Repetition of the same activity with your pupils will result in a few more students “To serve as a control in the linked activity, use naked eggs. Osmosis: Naked Eggs. For this task, retain the pupils’ bare eggs as well.

  • Calculate the egg’s center section’s circumference.
  • Put the egg in a container.
  • Store the egg in a secure location after covering it with vinegar. At the shell’s surface, bubbles ought to start to form.
  • The following day, scrape the egg out of the vinegar using the large spoon.
  • Throw away the used vinegar.
  • The egg should be covered in fresh vinegar and kept in a secure location.
  • For roughly 27 days, check on the egg every morning without taking it out of the jar. After the first day, the vinegar just needs to be changed.
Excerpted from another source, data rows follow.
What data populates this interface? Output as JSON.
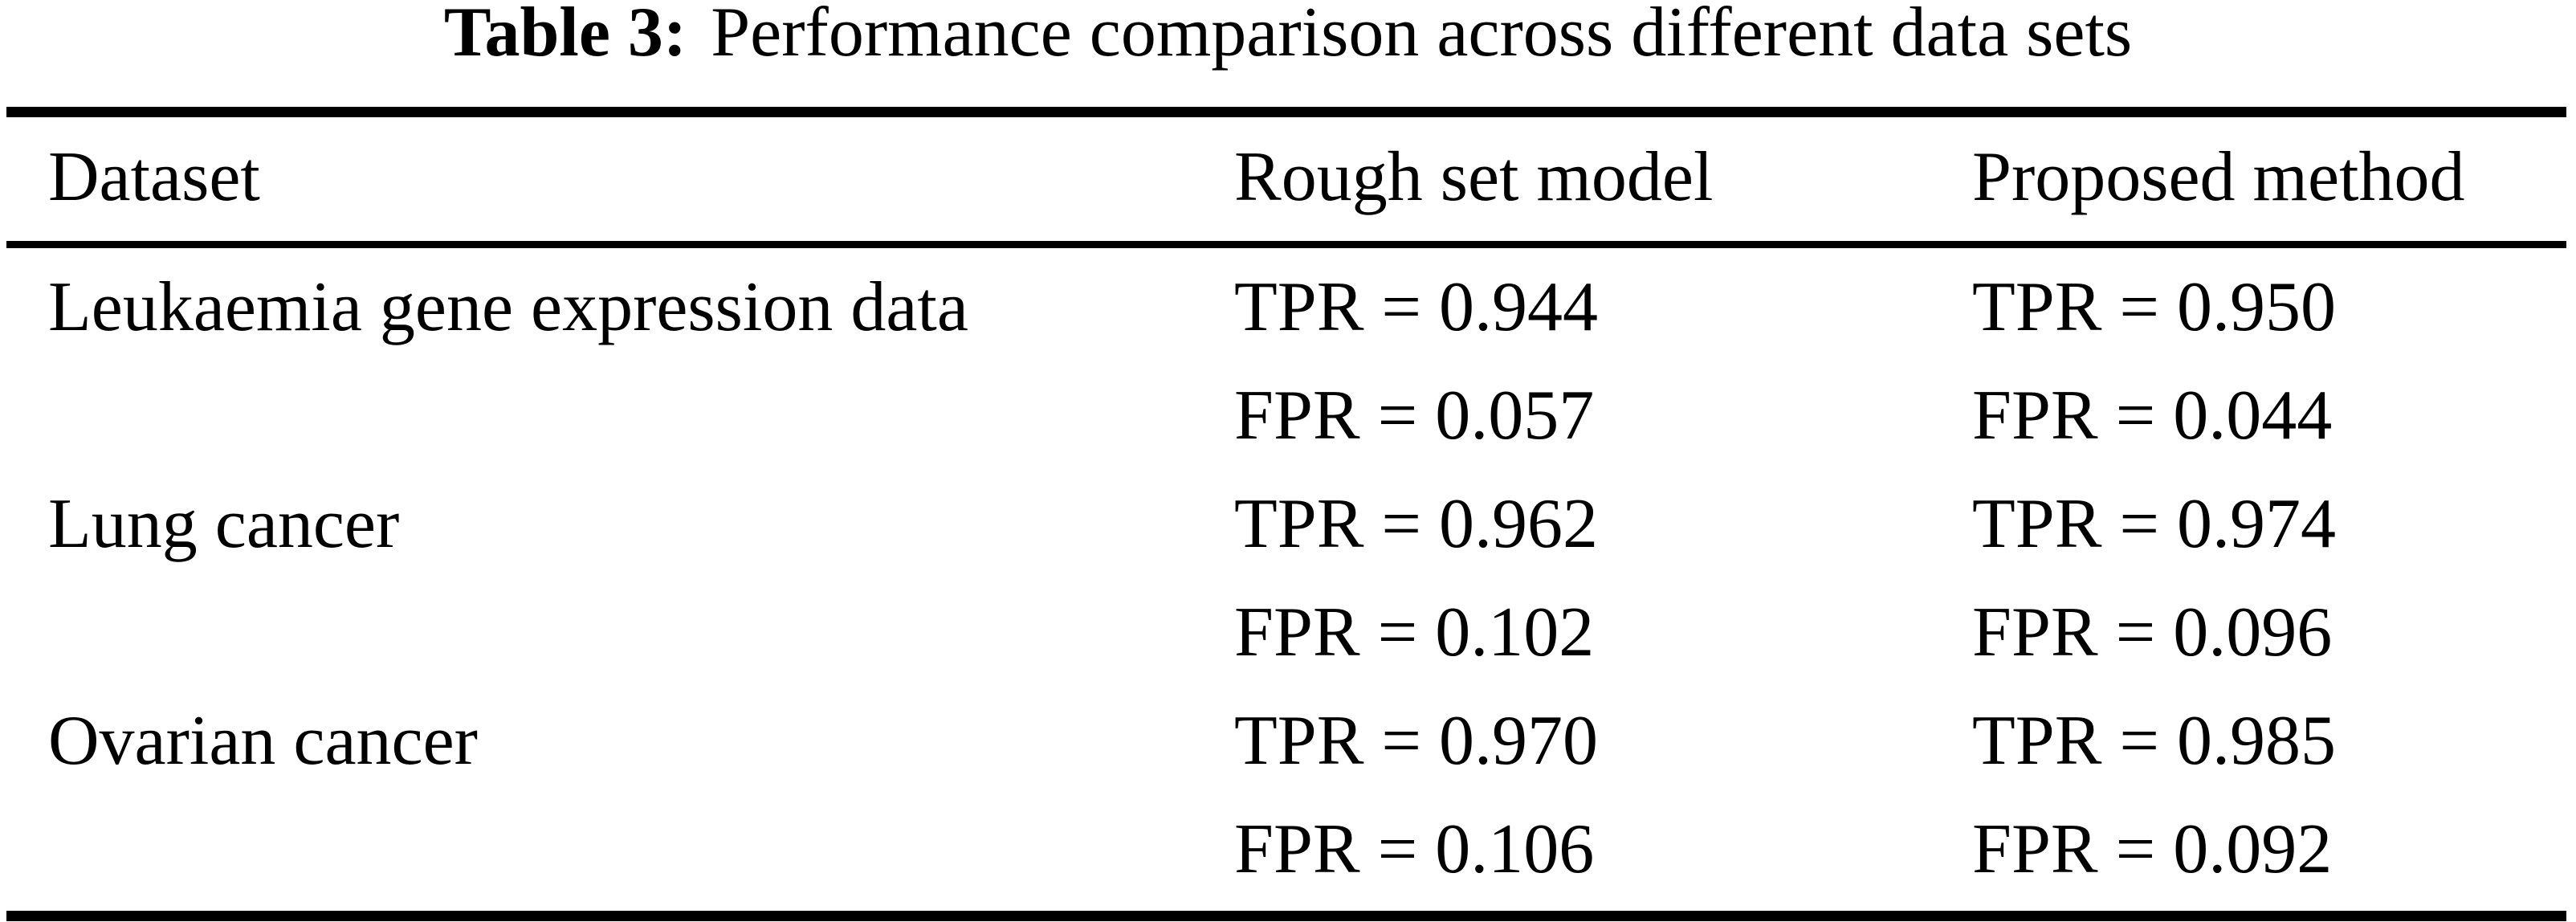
{
  "caption": {
    "label": "Table 3:",
    "text": "Performance comparison across different data sets"
  },
  "columns": {
    "dataset": "Dataset",
    "rough": "Rough set model",
    "proposed": "Proposed method"
  },
  "rows": [
    {
      "dataset": "Leukaemia gene expression data",
      "rough_tpr": "TPR = 0.944",
      "rough_fpr": "FPR = 0.057",
      "proposed_tpr": "TPR = 0.950",
      "proposed_fpr": "FPR = 0.044"
    },
    {
      "dataset": "Lung cancer",
      "rough_tpr": "TPR = 0.962",
      "rough_fpr": "FPR = 0.102",
      "proposed_tpr": "TPR = 0.974",
      "proposed_fpr": "FPR = 0.096"
    },
    {
      "dataset": "Ovarian cancer",
      "rough_tpr": "TPR = 0.970",
      "rough_fpr": "FPR = 0.106",
      "proposed_tpr": "TPR = 0.985",
      "proposed_fpr": "FPR = 0.092"
    }
  ],
  "chart_data": {
    "type": "table",
    "title": "Table 3: Performance comparison across different data sets",
    "columns": [
      "Dataset",
      "Rough set model",
      "Proposed method"
    ],
    "datasets": [
      "Leukaemia gene expression data",
      "Lung cancer",
      "Ovarian cancer"
    ],
    "series": [
      {
        "name": "Rough set model TPR",
        "values": [
          0.944,
          0.962,
          0.97
        ]
      },
      {
        "name": "Rough set model FPR",
        "values": [
          0.057,
          0.102,
          0.106
        ]
      },
      {
        "name": "Proposed method TPR",
        "values": [
          0.95,
          0.974,
          0.985
        ]
      },
      {
        "name": "Proposed method FPR",
        "values": [
          0.044,
          0.096,
          0.092
        ]
      }
    ]
  }
}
  • The egg should be transparent but essentially egg-shaped after a week.
  • If your teacher gives the okay, don’t break the egg—you might want to use it for another experiment!


  • Compare how orange juice, cola, ordinary water, and vinegar affect the eggshell. What features do the three liquids share? How do they differ?
  • Try the identical procedure with a hard-boiled egg. The eggshell will dissolve in the same manner, leaving behind a rubbery egg that, if thrown from a height of less than 50 cm, should bounce.